Capitalism, Post-Capitalism and the Creative Revolution (critical reflections on the article by D.A. Davydov)
Dr. Sci. (Econ.), Director of the Center for Modern Marxist Studies; Prof. of the Department of Political Economy, Lomonosov Moscow State University, Moscow, Russia. firstname.lastname@example.org
Dr. Sci. (Econ.), Prof., Head of the Laboratory on Comparative Studies of Socio-Economic Systems at the Faculty of Economics; Chief Researcher of the Institute of Economy RAS, Lomonosov Moscow State University, Moscow, Russia. email@example.com
This article was prepared with the support of the Russian Foundation for Basic Research and the CASS, project number 21-511-93006, and within the framework of the activities of the MSU Scientific-Educational School “Preservation of World Cultural-Historical Heritage”.
The article analyzes the contradictions of the genesis of post-capitalist social relations and the resulting values and motives of activity.

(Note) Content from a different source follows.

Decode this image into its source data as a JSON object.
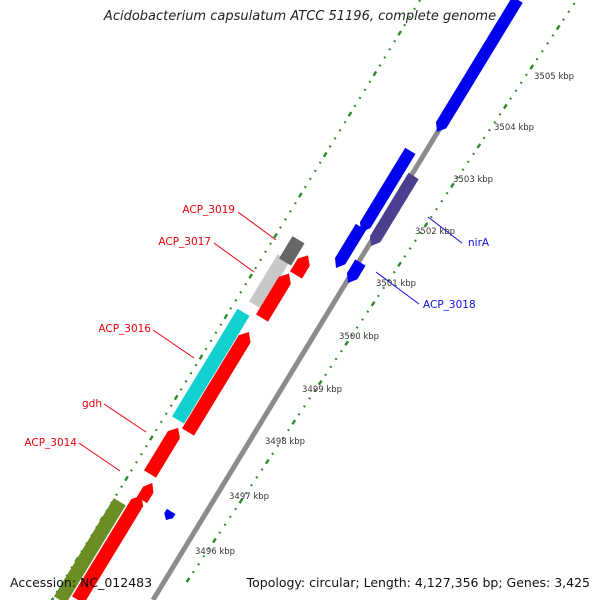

It is shown that such relations and values arise objectively but develop mainly in forms subordinated to the total market of simulacra and global corporate capital, which determine the dominance of the perverse forms of germs of post-capitalism. The article provides a constructive criticism of the D.A. Davydov theses. In particular, it is shown that prestige and self-realization, assessed by the number of subscribers or likes, etc., are perverse forms that are formed through social networks and Internet resources in the conditions of their subordination to the manipulative influence of corporate capital. The conclusion is substantiated that the real foundations of the genesis of post-capitalist relations are the progress of labor that is creative in its content and the relations arising on this basis, including: 1) the relations of creating unlimited public goods that have the form of ownership of everything by everyone; 2) relations of development of the individual in labor, acquiring the status of a need; 3) the relationship of co-creation. Additionally, the conclusion is argued that these relations, contradictory, but steadily developing over the past decades, form a basis of real post-capitalist trends, while the ones studied by D.A. Davydov perverse forms that are indeed generated by late capitalism lead to the strengthening of market-capitalist principles, and not to the genesis of a qualitatively new society and person.